Solr is a Lucene based standalone implementation of a search server. Solr was originally developed by CNET and called Solar. The name was an abbreviation for Search on Lucene and Resin . The Solr download includes a configuration with Jetty as an example . Solr includes a REST-like API. Solr communicates using the Hypertext Transfer Protocol . Using HTTP POST, various file formats from XML to JSON to PDF can be recorded and documents can also be created. Queries are made using HTTP GET.

Tika

Tika used to belong to the Lucene project, is used by Solr and is a parser . It extracts metadata or structured text from a range of document formats using specialized (if possible, existing) libraries such as Apache PDFBox or Apache POI , which are uniformly addressed via Tika and can be selected automatically.

Nutch

Nutch used to be part of the Lucene project and is based on Solr .

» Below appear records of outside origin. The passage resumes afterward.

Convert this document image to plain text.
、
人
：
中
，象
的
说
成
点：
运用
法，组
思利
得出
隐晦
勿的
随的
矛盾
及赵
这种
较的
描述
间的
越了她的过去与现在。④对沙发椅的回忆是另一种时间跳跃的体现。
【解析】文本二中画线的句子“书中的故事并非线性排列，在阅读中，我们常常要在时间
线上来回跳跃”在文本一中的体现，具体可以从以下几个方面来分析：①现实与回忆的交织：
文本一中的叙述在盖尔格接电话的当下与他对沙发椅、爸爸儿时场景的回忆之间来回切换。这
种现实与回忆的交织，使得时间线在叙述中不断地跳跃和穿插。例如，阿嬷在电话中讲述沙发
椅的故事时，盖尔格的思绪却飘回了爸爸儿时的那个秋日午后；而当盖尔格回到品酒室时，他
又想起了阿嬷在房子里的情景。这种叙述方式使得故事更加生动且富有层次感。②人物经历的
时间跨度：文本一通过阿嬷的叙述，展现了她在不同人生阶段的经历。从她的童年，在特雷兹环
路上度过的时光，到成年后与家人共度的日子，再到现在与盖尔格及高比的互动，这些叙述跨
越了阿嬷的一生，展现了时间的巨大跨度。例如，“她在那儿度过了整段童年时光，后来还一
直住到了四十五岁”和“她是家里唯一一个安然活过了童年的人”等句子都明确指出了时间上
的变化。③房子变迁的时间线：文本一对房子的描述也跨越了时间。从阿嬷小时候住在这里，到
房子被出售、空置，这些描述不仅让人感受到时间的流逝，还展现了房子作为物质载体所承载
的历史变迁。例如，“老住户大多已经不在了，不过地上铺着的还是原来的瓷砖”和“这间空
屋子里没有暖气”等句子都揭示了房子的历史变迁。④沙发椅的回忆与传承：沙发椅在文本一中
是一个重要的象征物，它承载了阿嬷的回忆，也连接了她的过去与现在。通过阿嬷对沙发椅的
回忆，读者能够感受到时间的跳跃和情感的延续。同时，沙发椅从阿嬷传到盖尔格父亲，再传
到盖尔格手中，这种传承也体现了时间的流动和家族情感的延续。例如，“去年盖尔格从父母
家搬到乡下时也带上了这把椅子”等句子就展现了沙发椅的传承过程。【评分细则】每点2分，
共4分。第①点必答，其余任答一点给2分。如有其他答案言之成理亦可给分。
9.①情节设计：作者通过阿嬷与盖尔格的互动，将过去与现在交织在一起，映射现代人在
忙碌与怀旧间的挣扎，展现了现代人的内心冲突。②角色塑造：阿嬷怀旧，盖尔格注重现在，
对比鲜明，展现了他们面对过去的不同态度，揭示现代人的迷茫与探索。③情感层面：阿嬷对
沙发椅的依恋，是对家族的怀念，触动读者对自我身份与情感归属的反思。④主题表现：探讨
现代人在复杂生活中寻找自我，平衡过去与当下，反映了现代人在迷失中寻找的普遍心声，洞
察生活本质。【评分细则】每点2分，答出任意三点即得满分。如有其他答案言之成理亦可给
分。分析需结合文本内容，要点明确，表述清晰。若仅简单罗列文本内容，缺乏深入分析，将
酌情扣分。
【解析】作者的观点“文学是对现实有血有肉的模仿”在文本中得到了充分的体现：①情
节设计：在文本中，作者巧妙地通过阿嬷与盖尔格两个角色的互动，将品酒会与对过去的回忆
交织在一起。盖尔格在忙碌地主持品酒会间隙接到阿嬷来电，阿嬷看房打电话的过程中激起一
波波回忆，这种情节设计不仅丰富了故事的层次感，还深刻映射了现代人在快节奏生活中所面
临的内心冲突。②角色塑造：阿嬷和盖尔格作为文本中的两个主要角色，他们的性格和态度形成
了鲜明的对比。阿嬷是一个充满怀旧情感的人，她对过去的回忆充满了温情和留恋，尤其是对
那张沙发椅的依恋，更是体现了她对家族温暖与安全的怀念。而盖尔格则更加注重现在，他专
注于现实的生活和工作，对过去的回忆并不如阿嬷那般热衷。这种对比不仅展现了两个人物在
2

Outside the project, other Lucene derivatives were created.

functionality

Lucene uses the Tf-idf measure and vector space retrieval to evaluate search hits.

literature

  • Manfred Hardt, Fabian Theis: Developing search engines with Apache Lucene. Developer. Press, 2004.
  • Erik Hatcher et al .: Lucene in Action. Manning, 2005 (about Lucene 1.4), 2nd ed. 2010 (about Lucene 3.0).
  • Florian Hopf: Flexible search with Lucene. In: Java aktuell. Issue 4-2013, p. 31 ff.

Web links

Individual evidence

  1. 26 May 2020 - Apache Lucene ™ 8.5.2 available . (accessed on July 5, 2020).
  2. Twitter Engineering: Twitter Search is Now 3x Faster . Twitter. April 6, 2011. Retrieved September 5, 2015.
  3. ^ Ten years of the Lucene search engine at Apache . Hot. September 27, 2011. Retrieved January 6, 2012.
  4. LuceneFAQ . Apache Software Foundation. Retrieved January 6, 2012.
  5. Apache Lucene Features . Apache Software Foundation. Retrieved January 6, 2012.
  6. Welcome to PyLucene . Apache Software Foundation. Retrieved January 6, 2012.
  7. Apache Droids Incubation Status - Apache Incubator. In: incubator.apache.org. Retrieved December 16, 2016 .
  8. Apache Solr -. Retrieved October 10, 2019 .
  9. FAQ - Solr Wiki . Apache Software Foundation. Retrieved January 6, 2012.
  10. Interview with Ian Holsman of Relegence (AOL) . Lucidworks. Retrieved August 31, 2015.
  11. Apache Solr Features. Retrieved October 10, 2019 .
  12. ^ Solr tutorial . Apache Software Foundation. Retrieved January 6, 2012.
  13. Lucene Implementations . Apache Software Foundation. Retrieved January 6, 2012.
  14. ^ Lucene's Practical Scoring Function. Elasticsearch: The Definitive Guide [2.x]. Elastic, accessed January 1, 2020 (American English).